A primeira foi a criação de contas em um documento compartilhado onde a moçada inseria tudo que fazia no projeto. Depois, eles se registraram na Wikipédia e começaram a fazer contribuições com verbetes já existentes, mas relacionados ao tema escolhido. Em seguida, foram convidados a experimentar as demais ferramentas wiki, como Wikiquote (46% preferiram usar essa ferramenta), Wikivoyage (27%), Wikimedia Commons (17%), Wikinews (8%), Wikibooks (1%) e Wikcionário (1%). As contribuições variaram de pequenas correções em entradas no Wikiquote à postagem de notícias extensas. Segundo o professor, os estudantes tiveram mais dificuldades com essas ferramentas do que com a Wikipédia em si. Só então, começaram a trabalhar na elaboração ou na melhoria de verbetes sobre os desaparecidos e mortos.
O Programa Catalisador entrou como parceiro na formação. Foi feita uma palestra em cada uma das quatro turmas para contar o que é a Wikipédia e quais são os seus princípios.

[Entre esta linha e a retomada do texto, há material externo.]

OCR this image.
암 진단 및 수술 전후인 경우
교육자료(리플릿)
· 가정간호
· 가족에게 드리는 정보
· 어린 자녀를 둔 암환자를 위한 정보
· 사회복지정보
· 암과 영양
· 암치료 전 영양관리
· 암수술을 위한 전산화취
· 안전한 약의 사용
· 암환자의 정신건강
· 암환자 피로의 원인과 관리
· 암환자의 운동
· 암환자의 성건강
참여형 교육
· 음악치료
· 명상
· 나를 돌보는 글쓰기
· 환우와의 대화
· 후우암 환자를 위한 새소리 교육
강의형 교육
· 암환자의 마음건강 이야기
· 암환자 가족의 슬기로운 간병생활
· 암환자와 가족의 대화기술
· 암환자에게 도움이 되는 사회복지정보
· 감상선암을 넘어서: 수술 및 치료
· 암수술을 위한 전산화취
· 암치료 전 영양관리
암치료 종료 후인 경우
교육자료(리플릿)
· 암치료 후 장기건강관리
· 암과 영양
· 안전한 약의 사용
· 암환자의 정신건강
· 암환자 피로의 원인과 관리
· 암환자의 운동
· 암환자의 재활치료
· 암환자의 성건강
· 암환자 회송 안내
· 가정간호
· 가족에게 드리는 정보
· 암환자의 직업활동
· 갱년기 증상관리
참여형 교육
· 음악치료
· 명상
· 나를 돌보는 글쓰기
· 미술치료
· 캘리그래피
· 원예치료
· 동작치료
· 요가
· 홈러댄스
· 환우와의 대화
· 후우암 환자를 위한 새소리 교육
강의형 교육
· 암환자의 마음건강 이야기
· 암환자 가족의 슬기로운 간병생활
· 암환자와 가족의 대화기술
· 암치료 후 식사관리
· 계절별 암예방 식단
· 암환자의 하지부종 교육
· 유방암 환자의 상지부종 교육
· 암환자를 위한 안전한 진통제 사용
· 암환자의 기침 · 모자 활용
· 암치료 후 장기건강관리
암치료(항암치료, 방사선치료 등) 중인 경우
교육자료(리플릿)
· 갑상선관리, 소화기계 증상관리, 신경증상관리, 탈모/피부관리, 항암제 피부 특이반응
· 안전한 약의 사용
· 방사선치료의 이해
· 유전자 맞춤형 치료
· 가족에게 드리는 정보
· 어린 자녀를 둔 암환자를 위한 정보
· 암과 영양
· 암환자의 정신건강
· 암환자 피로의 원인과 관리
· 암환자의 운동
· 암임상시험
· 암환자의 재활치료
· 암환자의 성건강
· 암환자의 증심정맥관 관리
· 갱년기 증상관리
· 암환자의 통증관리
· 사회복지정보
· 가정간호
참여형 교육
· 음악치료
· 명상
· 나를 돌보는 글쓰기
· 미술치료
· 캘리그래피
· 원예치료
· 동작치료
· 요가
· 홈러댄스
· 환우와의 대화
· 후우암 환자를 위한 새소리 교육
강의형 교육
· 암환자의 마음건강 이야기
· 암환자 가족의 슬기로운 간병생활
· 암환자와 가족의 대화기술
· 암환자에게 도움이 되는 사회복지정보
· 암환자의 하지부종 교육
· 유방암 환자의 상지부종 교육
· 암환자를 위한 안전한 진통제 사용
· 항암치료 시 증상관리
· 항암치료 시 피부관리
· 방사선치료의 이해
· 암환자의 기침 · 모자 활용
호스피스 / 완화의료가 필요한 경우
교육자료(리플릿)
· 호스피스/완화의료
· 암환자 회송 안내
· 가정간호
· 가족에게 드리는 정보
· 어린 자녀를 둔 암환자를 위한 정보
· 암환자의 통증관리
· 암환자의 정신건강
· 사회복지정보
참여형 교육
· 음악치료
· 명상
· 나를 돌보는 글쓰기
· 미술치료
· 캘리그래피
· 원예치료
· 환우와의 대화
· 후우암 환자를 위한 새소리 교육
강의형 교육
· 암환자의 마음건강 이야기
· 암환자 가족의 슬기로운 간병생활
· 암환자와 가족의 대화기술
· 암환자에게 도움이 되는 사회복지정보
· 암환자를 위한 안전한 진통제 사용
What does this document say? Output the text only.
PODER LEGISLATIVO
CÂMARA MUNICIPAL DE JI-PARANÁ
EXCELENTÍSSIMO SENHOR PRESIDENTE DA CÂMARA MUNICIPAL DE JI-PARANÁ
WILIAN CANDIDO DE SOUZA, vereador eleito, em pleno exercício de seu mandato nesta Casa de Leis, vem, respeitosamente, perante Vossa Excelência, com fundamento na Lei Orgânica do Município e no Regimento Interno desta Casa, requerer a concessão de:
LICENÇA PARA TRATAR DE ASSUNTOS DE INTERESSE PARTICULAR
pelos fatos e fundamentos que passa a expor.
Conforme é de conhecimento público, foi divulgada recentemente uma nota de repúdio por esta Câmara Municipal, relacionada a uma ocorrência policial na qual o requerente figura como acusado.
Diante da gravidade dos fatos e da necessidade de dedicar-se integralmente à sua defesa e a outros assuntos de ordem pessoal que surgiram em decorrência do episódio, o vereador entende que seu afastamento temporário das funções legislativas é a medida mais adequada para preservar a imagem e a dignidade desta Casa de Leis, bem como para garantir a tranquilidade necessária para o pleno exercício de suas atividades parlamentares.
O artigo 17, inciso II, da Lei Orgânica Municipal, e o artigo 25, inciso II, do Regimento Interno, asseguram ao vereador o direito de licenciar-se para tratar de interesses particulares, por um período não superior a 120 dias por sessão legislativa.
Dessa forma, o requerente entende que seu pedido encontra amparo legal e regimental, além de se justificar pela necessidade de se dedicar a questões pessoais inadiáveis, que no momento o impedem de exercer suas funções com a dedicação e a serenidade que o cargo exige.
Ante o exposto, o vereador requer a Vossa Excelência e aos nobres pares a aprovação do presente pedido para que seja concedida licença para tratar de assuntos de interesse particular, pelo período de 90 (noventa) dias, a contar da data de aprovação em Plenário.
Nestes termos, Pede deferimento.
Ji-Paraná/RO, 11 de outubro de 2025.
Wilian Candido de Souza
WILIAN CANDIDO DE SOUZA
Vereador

Também houve oficinas práticas de edição. “O uso da ferramenta tem que fazer sentido para o professor e para os alunos”, diz Célio Costa, um dos quatro coordenadores do Programa Catalisador no Brasil e profissional que trabalhou diretamente com a galera da Cásper. Célio explica que esse programa – lançado em 2013, como fruto do Programa Educação da Wikimedia Foundation – visa diminuir o preconceito e esclarecer o mundo acadêmico sobre a natureza da Wikipédia: “A enciclopédia tem figurado entre o 5º e o 6º sites mais acessados no mundo; é o 11º no Brasil. Mas ainda precisa ser compreendida em sua dimensão pedagógica”. Para isso, a Wikipédia do Brasil tem feito parcerias não apenas com universidade e escolas, em projetos como o da Cásper Líbero, mas também com museus, arquivos históricos e organizações da sociedade civil.
Vencer o preconceito é fácil. Basta conhecer os processos de edição, como fizeram os alunos da Cásper. “Eu não dava valor à Wikipédia, influenciada pelo que ouvia no colegial. Os professores diziam que aquelas informações não tinham valor científico. Agora eu sei o que é, de verdade, e quanto trabalho tivemos até os verbetes serem aprovados”, conta Sophia Winkel, uma das estudantes do curso de jornalismo, encarregada da história de Massafumi Yoshinaga.
Ela considerou esse o projeto mais interessante que já fez até então, no curso, e se diz disposta a fazer mais verbetes para a enciclopédia. Apesar, ressalta, do processo rigoroso: “Não pode existir nenhuma frase copiada de outro lugar. Eu mandei um texto com um aviso no final dizendo ‘por favor, não apague isso, ainda estou fazendo. E o texto foi reprovado. Não pode ser nada mais ou menos. Tudo é super checado”.